Sunday, July 17, 2016

Gendered Violence in the Book of Mormon

I hope all of you are having a great summer. I came across a great article about gendered violence.  Most of modern academia is obsessed with the new holy trinity of race, class, and gender/ sexuality. In part, this is simply due to new approaches to history that ask questions and pursue lines of research that haven't been done before. But its also a highly politicized field, and it tends to crowd out military history studies. This is one reason why John Lynn says that military history has an embattled future. Yet John Lynn also mentioned that these studies, done right, can help military history. John Lynn uses the example of French aristocrats that raised armies at great personal cost to themselves out of a sense of masculinity. Its why I want to look at the Stripling Warriors discussion of their mothers, and how the feminized courage might change our understanding of the text. In this case, the author talks about how the women of the believers were burned alive.  (You can also see some of the politicization as well, as the author seems to almost pivot into an Ordain Women lecture.)

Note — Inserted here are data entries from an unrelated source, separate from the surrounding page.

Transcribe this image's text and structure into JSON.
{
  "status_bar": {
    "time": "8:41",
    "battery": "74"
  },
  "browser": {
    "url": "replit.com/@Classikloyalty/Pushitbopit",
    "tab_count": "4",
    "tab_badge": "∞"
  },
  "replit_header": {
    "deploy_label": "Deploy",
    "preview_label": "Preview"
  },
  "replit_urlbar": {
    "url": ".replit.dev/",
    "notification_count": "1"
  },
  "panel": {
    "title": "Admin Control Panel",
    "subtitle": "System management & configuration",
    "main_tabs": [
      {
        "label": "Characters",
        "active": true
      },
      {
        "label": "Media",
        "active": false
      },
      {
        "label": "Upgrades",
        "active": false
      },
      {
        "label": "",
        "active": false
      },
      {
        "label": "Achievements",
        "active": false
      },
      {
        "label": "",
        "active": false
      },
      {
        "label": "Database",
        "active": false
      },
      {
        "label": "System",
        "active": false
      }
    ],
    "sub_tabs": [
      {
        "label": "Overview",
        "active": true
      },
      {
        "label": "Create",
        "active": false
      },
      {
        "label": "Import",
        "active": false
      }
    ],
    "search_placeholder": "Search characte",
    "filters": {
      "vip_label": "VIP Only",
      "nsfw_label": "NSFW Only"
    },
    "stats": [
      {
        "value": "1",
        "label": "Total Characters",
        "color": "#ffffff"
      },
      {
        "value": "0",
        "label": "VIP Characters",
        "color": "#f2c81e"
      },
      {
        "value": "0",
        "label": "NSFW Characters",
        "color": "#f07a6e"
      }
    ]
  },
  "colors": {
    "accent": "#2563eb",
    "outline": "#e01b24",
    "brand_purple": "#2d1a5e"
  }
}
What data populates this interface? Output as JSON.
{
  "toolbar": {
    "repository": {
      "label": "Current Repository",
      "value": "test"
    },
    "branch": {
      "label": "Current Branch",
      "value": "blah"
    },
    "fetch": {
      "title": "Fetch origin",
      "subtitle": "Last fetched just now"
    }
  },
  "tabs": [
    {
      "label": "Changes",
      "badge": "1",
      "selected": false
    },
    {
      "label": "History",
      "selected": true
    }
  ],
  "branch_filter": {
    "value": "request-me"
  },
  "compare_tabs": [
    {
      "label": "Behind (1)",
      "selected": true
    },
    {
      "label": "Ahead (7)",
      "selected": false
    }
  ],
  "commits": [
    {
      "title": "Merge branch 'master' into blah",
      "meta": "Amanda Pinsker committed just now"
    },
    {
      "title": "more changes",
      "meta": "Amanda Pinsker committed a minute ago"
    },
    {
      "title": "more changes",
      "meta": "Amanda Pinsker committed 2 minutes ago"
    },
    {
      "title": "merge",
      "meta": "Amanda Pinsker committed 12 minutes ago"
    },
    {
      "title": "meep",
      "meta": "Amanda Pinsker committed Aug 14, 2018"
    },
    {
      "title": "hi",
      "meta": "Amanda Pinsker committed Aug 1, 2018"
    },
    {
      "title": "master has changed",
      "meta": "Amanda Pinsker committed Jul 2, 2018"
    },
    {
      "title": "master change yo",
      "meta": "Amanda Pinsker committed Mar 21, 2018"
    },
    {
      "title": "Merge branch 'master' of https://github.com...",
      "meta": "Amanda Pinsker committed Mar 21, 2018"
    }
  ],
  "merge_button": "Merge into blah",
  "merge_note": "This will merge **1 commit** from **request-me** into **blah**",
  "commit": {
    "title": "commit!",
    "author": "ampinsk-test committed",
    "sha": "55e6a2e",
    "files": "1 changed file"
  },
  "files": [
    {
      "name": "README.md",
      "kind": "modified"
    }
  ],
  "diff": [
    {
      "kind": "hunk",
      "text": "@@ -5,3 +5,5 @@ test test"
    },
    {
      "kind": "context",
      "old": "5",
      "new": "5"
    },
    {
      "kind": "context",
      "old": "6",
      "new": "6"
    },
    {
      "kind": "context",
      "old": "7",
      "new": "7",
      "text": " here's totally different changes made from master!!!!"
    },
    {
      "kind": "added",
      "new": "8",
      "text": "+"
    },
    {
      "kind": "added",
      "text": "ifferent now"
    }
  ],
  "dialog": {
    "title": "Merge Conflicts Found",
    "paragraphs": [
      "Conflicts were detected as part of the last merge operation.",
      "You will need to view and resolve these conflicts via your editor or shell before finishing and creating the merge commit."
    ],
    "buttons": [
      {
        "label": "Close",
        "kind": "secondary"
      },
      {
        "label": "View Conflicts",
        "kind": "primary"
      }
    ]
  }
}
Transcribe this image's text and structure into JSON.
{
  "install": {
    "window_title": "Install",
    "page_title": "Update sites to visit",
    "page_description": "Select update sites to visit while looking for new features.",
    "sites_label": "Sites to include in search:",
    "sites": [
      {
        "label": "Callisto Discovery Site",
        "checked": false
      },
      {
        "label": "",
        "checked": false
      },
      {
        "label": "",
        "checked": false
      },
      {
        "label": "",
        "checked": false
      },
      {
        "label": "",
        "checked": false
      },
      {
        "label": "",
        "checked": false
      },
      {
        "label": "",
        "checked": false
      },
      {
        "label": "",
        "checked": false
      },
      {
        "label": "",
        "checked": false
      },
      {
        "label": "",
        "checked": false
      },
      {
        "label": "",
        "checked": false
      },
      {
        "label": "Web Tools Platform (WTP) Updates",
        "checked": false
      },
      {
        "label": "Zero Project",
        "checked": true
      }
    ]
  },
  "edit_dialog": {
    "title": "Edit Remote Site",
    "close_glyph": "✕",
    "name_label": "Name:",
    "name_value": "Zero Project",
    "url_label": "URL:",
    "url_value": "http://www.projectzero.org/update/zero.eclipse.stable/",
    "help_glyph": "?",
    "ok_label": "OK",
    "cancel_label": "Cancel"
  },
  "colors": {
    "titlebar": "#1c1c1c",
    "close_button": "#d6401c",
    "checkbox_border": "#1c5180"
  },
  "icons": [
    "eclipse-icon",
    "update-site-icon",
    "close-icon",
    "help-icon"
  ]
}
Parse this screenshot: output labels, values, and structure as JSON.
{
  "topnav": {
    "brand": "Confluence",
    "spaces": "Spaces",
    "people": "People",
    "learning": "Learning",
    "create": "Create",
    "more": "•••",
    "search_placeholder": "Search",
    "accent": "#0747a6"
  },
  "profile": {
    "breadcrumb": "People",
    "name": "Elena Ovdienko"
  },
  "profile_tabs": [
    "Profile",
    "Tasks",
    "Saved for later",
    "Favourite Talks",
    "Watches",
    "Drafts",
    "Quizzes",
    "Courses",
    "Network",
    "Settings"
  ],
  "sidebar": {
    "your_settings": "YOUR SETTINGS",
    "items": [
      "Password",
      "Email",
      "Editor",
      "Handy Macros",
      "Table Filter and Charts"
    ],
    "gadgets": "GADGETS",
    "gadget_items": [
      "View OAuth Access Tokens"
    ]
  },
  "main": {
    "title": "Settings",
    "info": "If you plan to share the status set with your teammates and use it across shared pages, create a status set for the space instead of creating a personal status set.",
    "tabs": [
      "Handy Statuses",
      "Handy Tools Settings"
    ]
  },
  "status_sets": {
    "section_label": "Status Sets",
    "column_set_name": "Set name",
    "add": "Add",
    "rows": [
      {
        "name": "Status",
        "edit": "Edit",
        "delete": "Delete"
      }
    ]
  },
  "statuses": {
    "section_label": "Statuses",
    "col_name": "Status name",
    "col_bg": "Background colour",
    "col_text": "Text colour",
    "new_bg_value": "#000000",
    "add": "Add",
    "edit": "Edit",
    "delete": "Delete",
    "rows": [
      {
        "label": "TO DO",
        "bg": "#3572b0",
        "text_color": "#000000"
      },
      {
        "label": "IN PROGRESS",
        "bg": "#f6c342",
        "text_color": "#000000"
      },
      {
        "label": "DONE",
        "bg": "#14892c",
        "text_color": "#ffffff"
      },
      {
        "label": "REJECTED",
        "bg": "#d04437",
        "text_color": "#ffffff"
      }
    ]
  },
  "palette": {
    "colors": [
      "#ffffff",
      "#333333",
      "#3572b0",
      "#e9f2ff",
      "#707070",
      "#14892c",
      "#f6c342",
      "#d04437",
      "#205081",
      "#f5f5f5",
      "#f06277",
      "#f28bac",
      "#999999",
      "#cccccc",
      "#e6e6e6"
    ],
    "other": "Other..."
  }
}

Keep your eye out for some of my future projects as well. My article on the battle experience is on the final stages of being edited.  I'm also working on my power point for the FAIR Conference. I'm writing about insurgency in the Book of Mormon.  I have some exciting ideas about the causes of the conflict that include the unintended consequences of Moroni's reforms in the war chapters, and a reconstruction of the Gadianton ideology. I hope to see you there!